Modified: docs/Perl6/Spec/S32-setting-library/IO.pod
===================================================================
--- docs/Perl6/Spec/S32-setting-library/IO.pod  2009-02-24 04:56:48 UTC (rev 
25514)
+++ docs/Perl6/Spec/S32-setting-library/IO.pod  2009-02-24 04:57:59 UTC (rev 
25515)
@@ -190,6 +190,21 @@
 
 Forces this object to keep its buffers empty
 
+If set to nonzero, forces a flush right away and after every write
+or print on the currently selected output channel.
+Default is 0 (regardless of whether the channel is really buffered
+by the system or not;
+$OUT_FH.autoflush tells you only whether you've asked Perl
+explicitly to flush after each write).
+$*OUT will typically be line buffered if output is to the
+terminal and block buffered otherwise.
+Setting this variable is useful primarily when you are
+outputting to a pipe or socket,
+such as when you are running a Perl program under rsh
+and want to see the output as it's happening.
+This has no effect on input buffering.
+
+
 =back
 
 =head2 IO::Streamable
@@ -246,10 +261,32 @@
 
 =over
 
+=item method Int input_record_count()
+
+Returns a count of the number of records (lines?) that have been input.  
+Now with cleaned-up localization usage.
+
 =item method Str input_record_separator() is rw
 
 This regulates how "readline" behaves.
 
+The input record separator, newline by default.
+This influences Perl's idea of what a ``line'' is.
+Works like awk's RS variable, including treating empty lines
+as a terminator if set to the null string.
+(An empty line cannot contain any spaces or tabs.)
+You may set it to a multi-character string to match a multi-character
+terminator, or to undef to read through the end of file.
+Setting it to "\n\n" means something slightly different
+than setting to "", if the file contains consecutive empty lines.
+Setting to "" will treat two or more consecutive empty lines
+as a single empty line.
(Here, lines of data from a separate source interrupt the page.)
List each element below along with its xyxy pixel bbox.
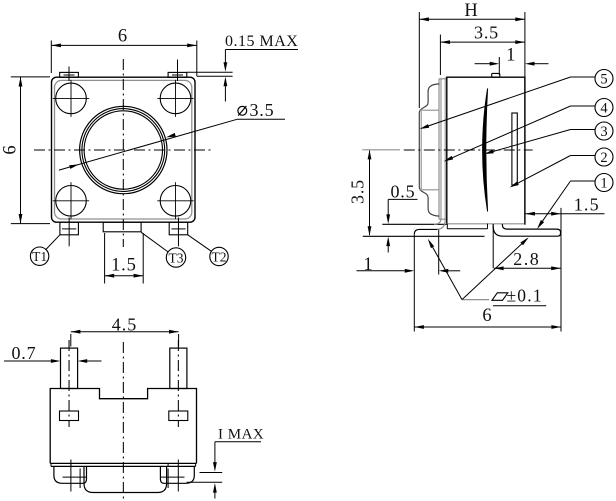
svg-text:T2: T2 (212, 250, 227, 265)
dimension 6 left (1, 77, 51, 224)
top view vertical centerline (122, 59, 124, 247)
front view left foot crosshair (63, 460, 87, 492)
side view horizontal centerline (404, 149, 533, 151)
dimension H (419, 1, 525, 224)
svg-text:3.5: 3.5 (348, 179, 368, 204)
annotation 0.15 MAX (187, 33, 299, 102)
callout circle 1 (537, 174, 613, 230)
label T3 (141, 232, 186, 267)
svg-text:0.15 MAX: 0.15 MAX (225, 33, 298, 50)
dimension 3.5 horizontal (440, 23, 525, 75)
dimension 6 top (51, 26, 197, 76)
side view top tab (492, 73, 500, 77)
svg-text:±0.1: ±0.1 (507, 285, 543, 305)
annotation I MAX (187, 427, 265, 499)
top view corner circle top-left (53, 80, 89, 117)
top view bottom-left pin T1 (60, 218, 79, 247)
front view right post (170, 348, 187, 388)
top view button circles (80, 106, 167, 193)
front view right post centerline (177, 340, 179, 427)
callout circle 5 (420, 70, 614, 130)
front view right foot crosshair (161, 460, 185, 492)
dimension 1.5 right (525, 195, 604, 332)
svg-text:2.8: 2.8 (513, 249, 540, 269)
front view left post (61, 348, 78, 388)
top view bottom-right pin T2 (169, 218, 188, 247)
side view body outline (447, 77, 525, 224)
svg-text:6: 6 (482, 306, 491, 326)
side view center standoff recess (447, 224, 487, 229)
svg-text:1.5: 1.5 (574, 195, 600, 215)
front view left hole (60, 411, 79, 421)
svg-text:6: 6 (1, 145, 21, 154)
front view left foot (54, 466, 87, 483)
label T1 (30, 235, 60, 266)
dimension 1.5 bottom (105, 233, 144, 284)
svg-text:1: 1 (506, 45, 515, 65)
annotation parallelism 0.1 (428, 237, 546, 305)
side view seating line (363, 235, 485, 237)
front view base plate (51, 463, 196, 466)
top view horizontal centerline (34, 149, 213, 151)
svg-text:5: 5 (600, 71, 607, 87)
callout circle 2 (510, 148, 614, 188)
dimension 0.7 (4, 343, 102, 363)
side view right lead and foot (493, 224, 560, 268)
svg-text:2: 2 (600, 150, 607, 166)
front view vertical centerline (122, 342, 124, 499)
annotation diameter 3.5 (59, 100, 285, 170)
svg-text:1.5: 1.5 (111, 255, 137, 275)
dimension 3.5 vertical (348, 150, 400, 236)
svg-text:3.5: 3.5 (250, 100, 275, 120)
svg-text:T1: T1 (32, 249, 47, 264)
side view left lead foot (382, 219, 447, 275)
svg-text:3.5: 3.5 (474, 23, 499, 43)
front view body outline (50, 389, 196, 464)
top view top-right weld tab (168, 60, 187, 82)
svg-text:4: 4 (600, 100, 608, 116)
svg-text:1: 1 (600, 175, 607, 191)
top view bottom center tab T3 (103, 222, 141, 232)
svg-text:1: 1 (363, 255, 372, 275)
dimension 6 bottom (414, 306, 561, 329)
dimension 1 bottom (357, 234, 461, 331)
svg-text:I MAX: I MAX (218, 427, 264, 443)
svg-text:4.5: 4.5 (112, 314, 138, 334)
dimension 2.8 (494, 249, 561, 270)
top view top-left weld tab (60, 67, 79, 82)
svg-text:6: 6 (118, 26, 127, 46)
svg-text:0.5: 0.5 (391, 181, 416, 201)
label T2 (188, 235, 229, 266)
callout circle 3 (484, 122, 613, 154)
front view right hole (169, 411, 188, 421)
top view body outline (52, 77, 196, 222)
top view corner circle bottom-right (157, 182, 193, 219)
side view inner contact strip (512, 113, 517, 185)
dimension 4.5 (71, 314, 179, 346)
top view corner circle bottom-left (53, 182, 89, 219)
svg-text:T3: T3 (169, 251, 184, 266)
front view center tray (84, 466, 167, 492)
dimension 1 top (475, 45, 549, 75)
top view corner circle top-right (157, 80, 193, 117)
svg-text:3: 3 (600, 124, 607, 140)
top view inner cover contour (55, 80, 192, 219)
dimension 0.5 (386, 181, 417, 252)
side view dome contact (483, 89, 488, 212)
callout circle 4 (444, 99, 613, 162)
side view cover plate (439, 77, 447, 219)
svg-text:H: H (464, 1, 477, 21)
front view left post centerline (68, 340, 70, 427)
front view right foot (160, 466, 194, 483)
side view stem profile with bumps (419, 84, 439, 216)
svg-text:0.7: 0.7 (12, 343, 37, 363)
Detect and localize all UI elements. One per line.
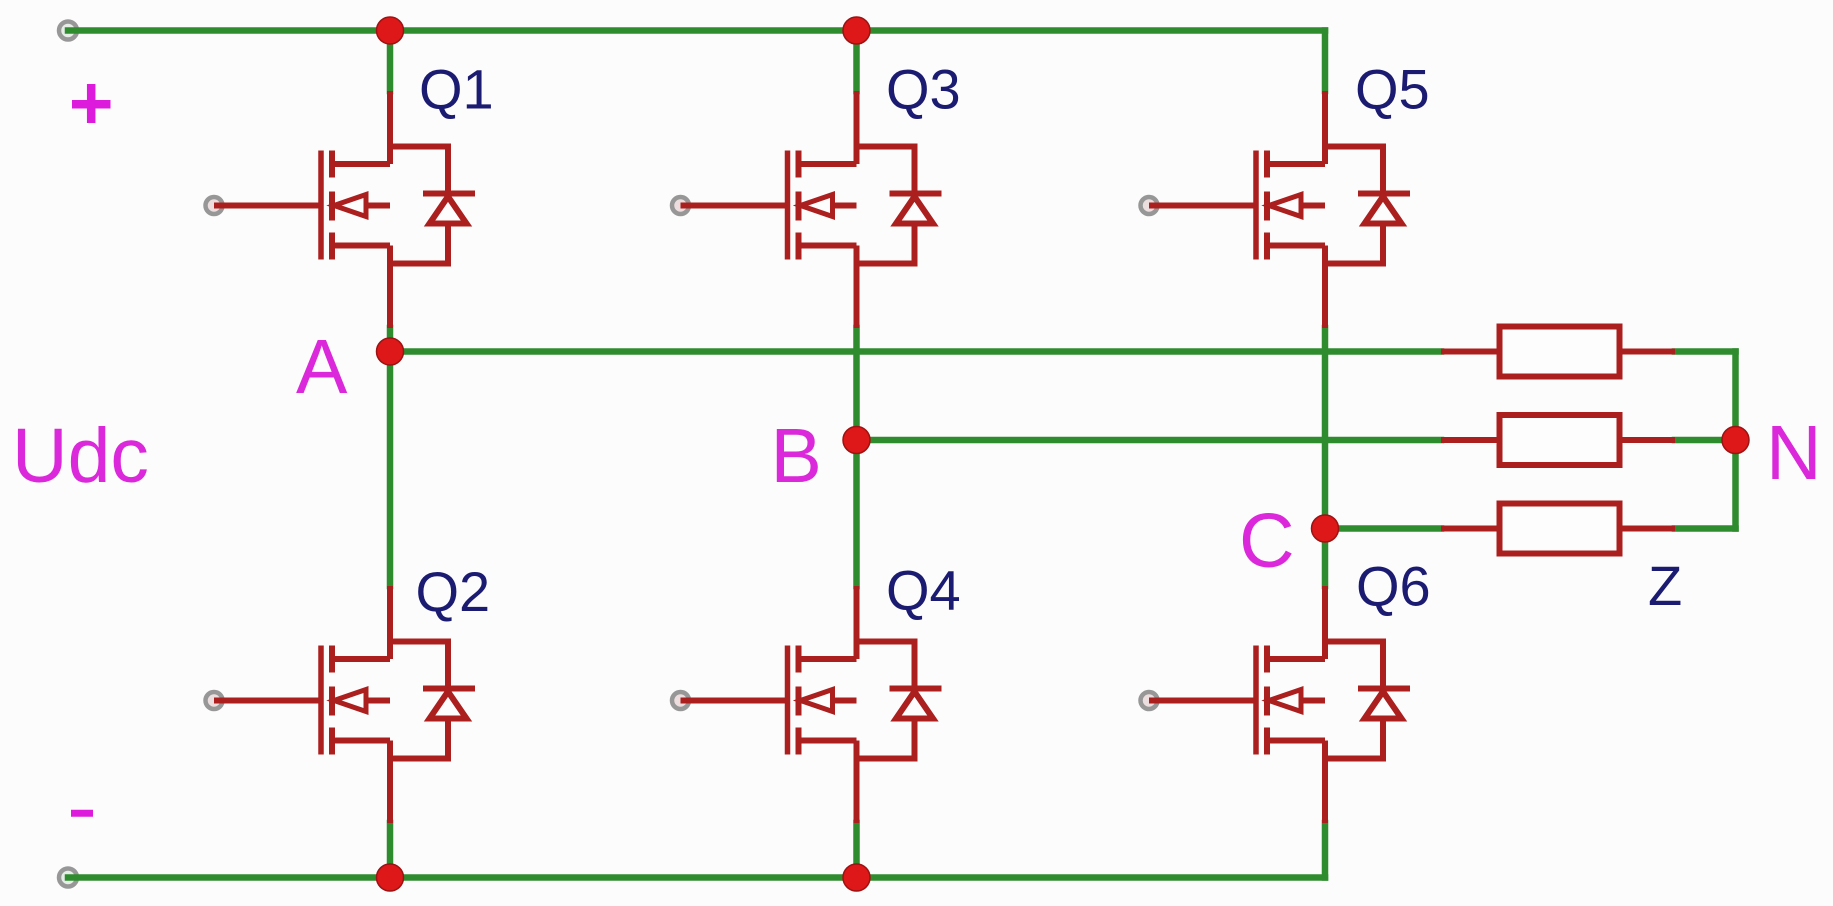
wire: phase-A resistor to node N branch — [1675, 348, 1736, 355]
junction: Q4 leg on DC- bus — [843, 864, 870, 891]
node A junction — [377, 338, 404, 365]
source pin of Q1 — [387, 246, 393, 329]
svg-text:Q4: Q4 — [886, 559, 961, 622]
left pin of load resistor phase B — [1441, 437, 1500, 443]
gate terminal of Q5 — [1141, 197, 1158, 214]
wire: Q2 source to DC- bus — [387, 823, 394, 878]
gate pin of Q6 — [1149, 698, 1256, 704]
transistor Q2 (N-MOSFET with body diode) — [321, 642, 475, 759]
svg-text:Q2: Q2 — [416, 560, 491, 623]
junction: Q3 leg on DC+ bus — [843, 17, 870, 44]
node C junction — [1312, 515, 1339, 542]
svg-text:Z: Z — [1648, 554, 1682, 617]
wire: Q1 source to node A to Q2 drain — [387, 328, 394, 586]
DC- input terminal — [59, 869, 77, 887]
svg-text:B: B — [771, 413, 822, 499]
transistor Q4 (N-MOSFET with body diode) — [788, 642, 942, 759]
wire: neutral vertical joining three phases at N — [1732, 352, 1739, 529]
gate pin of Q5 — [1149, 203, 1256, 209]
gate pin of Q3 — [681, 203, 788, 209]
transistor Q3 (N-MOSFET with body diode) — [788, 147, 942, 264]
source pin of Q4 — [854, 741, 860, 824]
wire: Q6 source to DC- bus — [1322, 823, 1329, 878]
wire: Q3 source to node B to Q4 drain — [853, 328, 860, 586]
drain pin of Q2 — [387, 586, 393, 659]
source pin of Q6 — [1322, 741, 1328, 824]
wire: DC+ bus to Q5 drain — [1322, 31, 1329, 92]
source pin of Q3 — [854, 246, 860, 329]
gate terminal of Q4 — [672, 692, 689, 709]
drain pin of Q5 — [1322, 91, 1328, 164]
right pin of load resistor phase B — [1620, 437, 1676, 443]
svg-text:Udc: Udc — [12, 413, 149, 499]
wire: node A to phase-A resistor — [390, 348, 1441, 355]
wire: node C to phase-C resistor — [1325, 525, 1441, 532]
junction: Q1 leg on DC+ bus — [377, 17, 404, 44]
right pin of load resistor phase C — [1620, 526, 1676, 532]
gate pin of Q4 — [681, 698, 788, 704]
svg-text:Q1: Q1 — [419, 58, 494, 121]
drain pin of Q3 — [854, 91, 860, 164]
svg-text:C: C — [1239, 498, 1295, 584]
gate terminal of Q1 — [206, 197, 223, 214]
source pin of Q5 — [1322, 246, 1328, 329]
wire: phase-C resistor to node N branch — [1675, 525, 1736, 532]
drain pin of Q6 — [1322, 586, 1328, 659]
svg-text:A: A — [296, 324, 348, 410]
wire: node B to phase-B resistor — [857, 437, 1442, 444]
gate terminal of Q2 — [206, 692, 223, 709]
wire: top DC+ bus — [68, 27, 1325, 34]
resistor (load Z, phase B) — [1500, 415, 1620, 465]
wire: DC+ bus to Q3 drain — [853, 31, 860, 92]
wire: bottom DC- bus — [68, 874, 1325, 881]
resistor (load Z, phase C) — [1500, 504, 1620, 554]
left pin of load resistor phase A — [1441, 349, 1500, 355]
resistor (load Z, phase A) — [1500, 327, 1620, 377]
svg-text:Q5: Q5 — [1355, 58, 1430, 121]
junction: Q2 leg on DC- bus — [377, 864, 404, 891]
wire: Q4 source to DC- bus — [853, 823, 860, 878]
svg-text:Q3: Q3 — [886, 58, 961, 121]
gate terminal of Q3 — [672, 197, 689, 214]
svg-text:N: N — [1766, 410, 1822, 496]
polarity mark + — [72, 84, 111, 123]
wire: DC+ bus to Q1 drain — [387, 31, 394, 92]
drain pin of Q1 — [387, 91, 393, 164]
gate terminal of Q6 — [1141, 692, 1158, 709]
node B junction — [843, 427, 870, 454]
transistor Q6 (N-MOSFET with body diode) — [1256, 642, 1410, 759]
transistor Q5 (N-MOSFET with body diode) — [1256, 147, 1410, 264]
svg-text:Q6: Q6 — [1356, 555, 1431, 618]
DC+ input terminal — [59, 22, 77, 40]
left pin of load resistor phase C — [1441, 526, 1500, 532]
transistor Q1 (N-MOSFET with body diode) — [321, 147, 475, 264]
source pin of Q2 — [387, 741, 393, 824]
wire: Q5 source to node C to Q6 drain — [1322, 328, 1329, 586]
gate pin of Q2 — [214, 698, 321, 704]
polarity mark - — [71, 810, 93, 817]
drain pin of Q4 — [854, 586, 860, 659]
wire: phase-B resistor to node N — [1675, 437, 1736, 444]
gate pin of Q1 — [214, 203, 321, 209]
node N junction — [1722, 427, 1749, 454]
right pin of load resistor phase A — [1620, 349, 1676, 355]
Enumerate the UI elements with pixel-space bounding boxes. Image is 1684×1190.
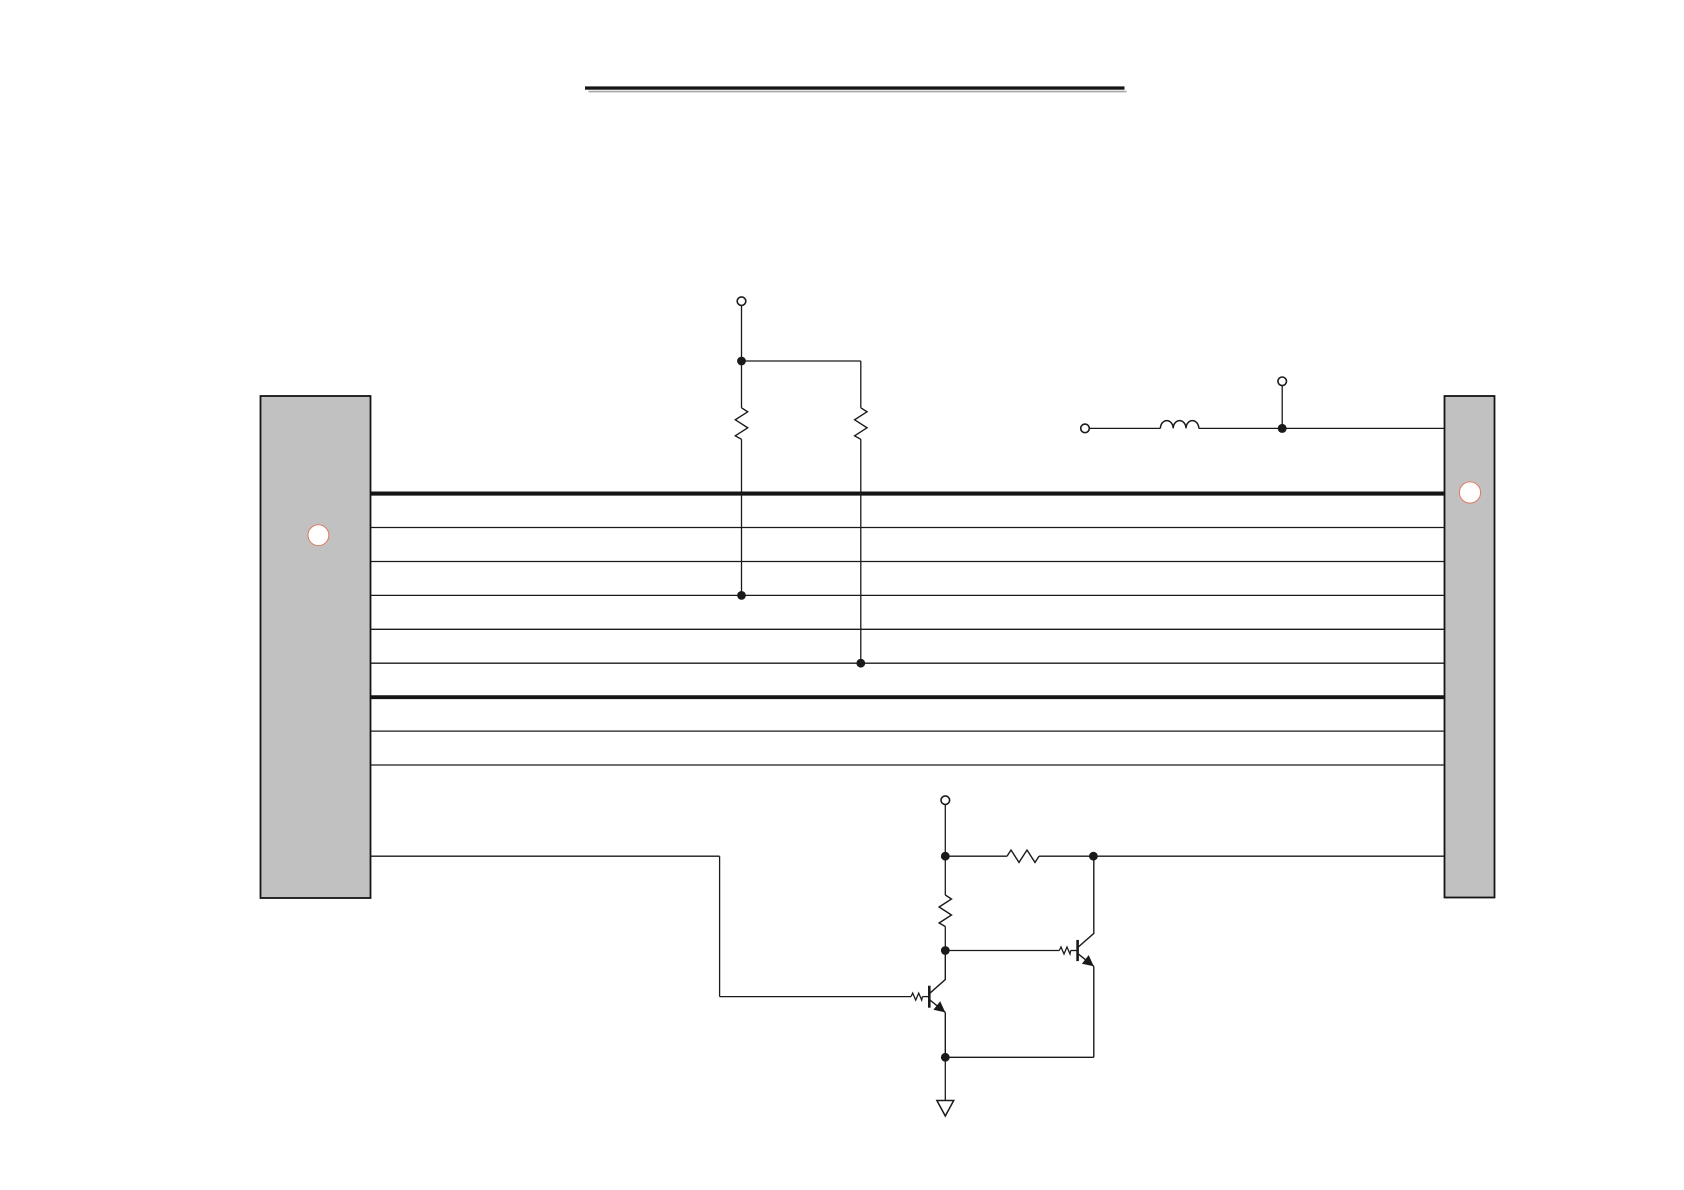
wire inductor to right block: [1199, 427, 1445, 429]
wire node B up to T4: [1281, 386, 1283, 429]
node E junction dot: [941, 946, 950, 955]
terminal T1: [737, 297, 746, 306]
node A junction dot: [737, 357, 746, 366]
wire bus line 8: [371, 730, 1445, 732]
wire bus line 2: [371, 527, 1445, 529]
base resistor of Q2 (squiggle): [1059, 947, 1070, 954]
wire node A to R2 branch: [742, 360, 861, 362]
resistor R4 (horizontal): [945, 850, 1093, 862]
mounting hole in left connector: [308, 525, 329, 546]
wire bus line 6: [371, 662, 1445, 664]
connector J1 (left block): [261, 396, 371, 898]
wire T2 to inductor L1: [1089, 427, 1160, 429]
wire bus line 1 (thick): [371, 492, 1445, 496]
wire node E to Q2 base: [945, 950, 1059, 952]
wire T3 down to node C: [944, 805, 946, 857]
wire Q2 emitter to node F: [945, 1056, 1094, 1058]
resistor R3 (vertical): [939, 856, 951, 950]
wire squiggle to Q1 bar: [922, 996, 929, 998]
wire T1 to node A: [741, 306, 743, 361]
wire riser down: [719, 856, 721, 996]
transistor Q1: [929, 951, 945, 1058]
wire bus line 4: [371, 594, 1445, 596]
node B junction dot: [1278, 424, 1287, 433]
title underline shadow: [589, 91, 1127, 93]
node junction R1 to bus line 4: [737, 591, 746, 600]
wire node D to right block: [1093, 855, 1444, 857]
wire bus line 3: [371, 561, 1445, 563]
wire bus line 9: [371, 764, 1445, 766]
inductor L1: [1160, 421, 1198, 429]
wire squiggle to Q2 bar: [1071, 950, 1078, 952]
node D junction dot: [1089, 852, 1098, 861]
terminal T2: [1081, 424, 1090, 433]
node C junction dot: [941, 852, 950, 861]
mounting hole in right connector: [1459, 482, 1480, 503]
resistor R1: [735, 361, 747, 595]
terminal T3: [941, 796, 950, 805]
title underline: [585, 86, 1125, 89]
node junction R2 to bus line 6: [856, 659, 865, 668]
resistor R2: [855, 361, 867, 663]
ground: [937, 1101, 954, 1117]
base resistor of Q1 (squiggle): [911, 993, 922, 1000]
wire node F down to ground: [944, 1057, 946, 1100]
wire bus line 5: [371, 628, 1445, 630]
wire to Q1 base: [720, 996, 911, 998]
connector J2 (right block): [1445, 396, 1495, 898]
terminal T4: [1278, 377, 1287, 386]
wire from left block to riser: [371, 855, 720, 857]
wire bus line 7 (thick): [371, 695, 1445, 699]
transistor Q2: [1078, 856, 1094, 1057]
node F junction dot: [941, 1053, 950, 1062]
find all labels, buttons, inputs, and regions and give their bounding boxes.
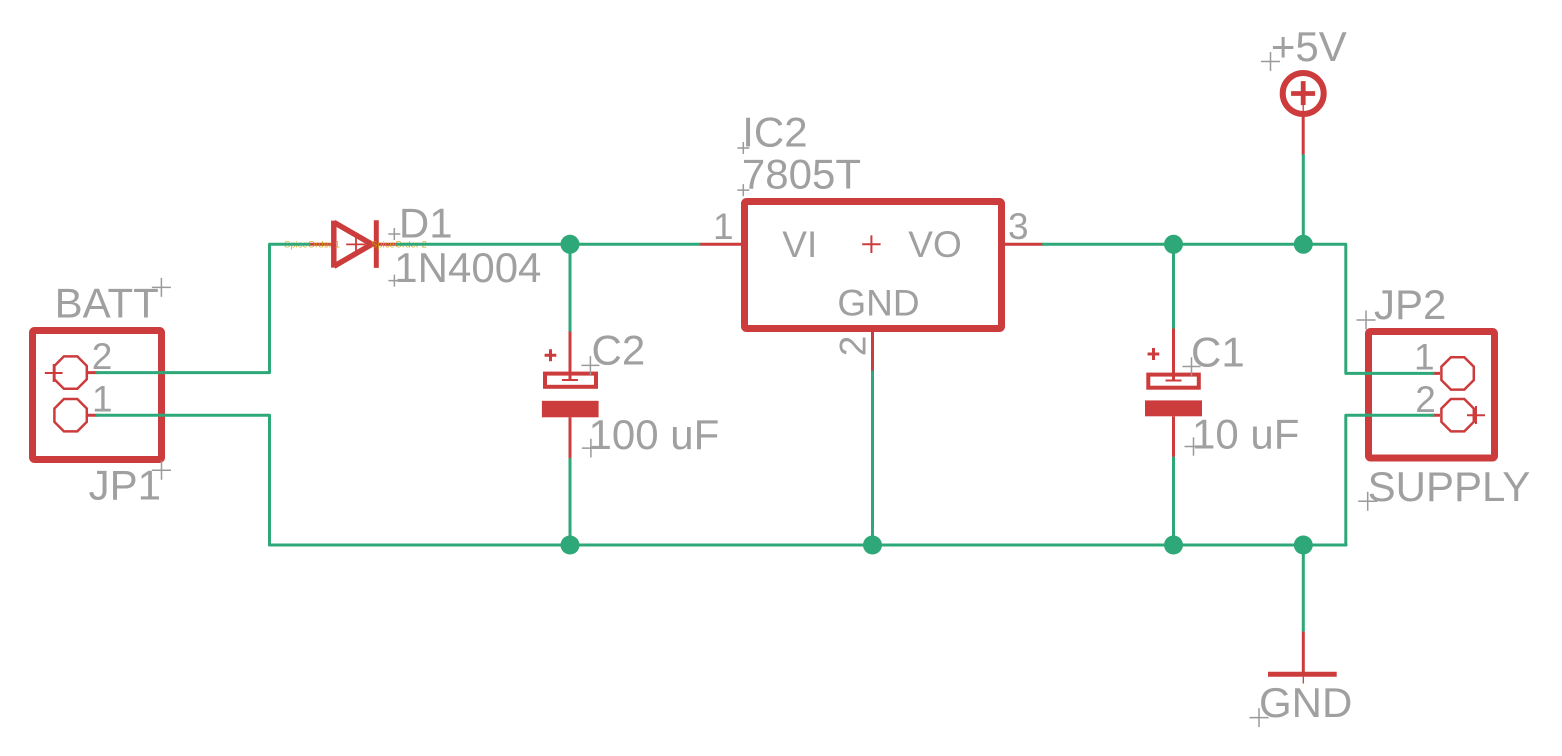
svg-text:7805T: 7805T bbox=[742, 151, 861, 198]
svg-text:BATT: BATT bbox=[55, 280, 159, 327]
svg-text:GND: GND bbox=[837, 282, 919, 323]
svg-text:VI: VI bbox=[782, 224, 817, 265]
svg-text:SUPPLY: SUPPLY bbox=[1368, 463, 1531, 510]
svg-text:GND: GND bbox=[1259, 679, 1352, 726]
svg-text:+5V: +5V bbox=[1271, 23, 1347, 70]
svg-text:1: 1 bbox=[713, 206, 734, 247]
svg-text:2: 2 bbox=[92, 336, 113, 377]
svg-text:2: 2 bbox=[833, 336, 874, 357]
svg-text:1: 1 bbox=[1414, 337, 1435, 378]
svg-text:2: 2 bbox=[1415, 379, 1436, 420]
svg-text:C2: C2 bbox=[592, 327, 646, 374]
svg-text:10 uF: 10 uF bbox=[1192, 410, 1299, 457]
svg-text:100 uF: 100 uF bbox=[589, 411, 720, 458]
svg-text:1N4004: 1N4004 bbox=[394, 244, 541, 291]
svg-text:JP2: JP2 bbox=[1374, 281, 1446, 328]
svg-text:JP1: JP1 bbox=[89, 462, 161, 509]
svg-text:IC2: IC2 bbox=[742, 109, 807, 156]
svg-text:C1: C1 bbox=[1191, 328, 1245, 375]
svg-text:D1: D1 bbox=[399, 200, 453, 247]
svg-text:1: 1 bbox=[92, 378, 113, 419]
svg-text:VO: VO bbox=[908, 224, 961, 265]
svg-text:3: 3 bbox=[1008, 206, 1029, 247]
Setting to "\n\n" will blindly assume
+that the next input character belongs to the next paragraph,
+even if it's a newline.
+
+Remember: the value of input_record_separator is a string, not a regex.
+awk has to be better for something. :-)
+
 =item method Str input_field_separator() is rw
 
 This regulates how "readfield" behaves.
@@ -291,6 +328,10 @@
 
 =over
 
+=item method Int output_record_count()
+
+Returns a count of the number of records (lines?) that have been output.  
+
 =item method Str output_record_separator() is rw
 
 This regulates how say and print(%hash) behaves.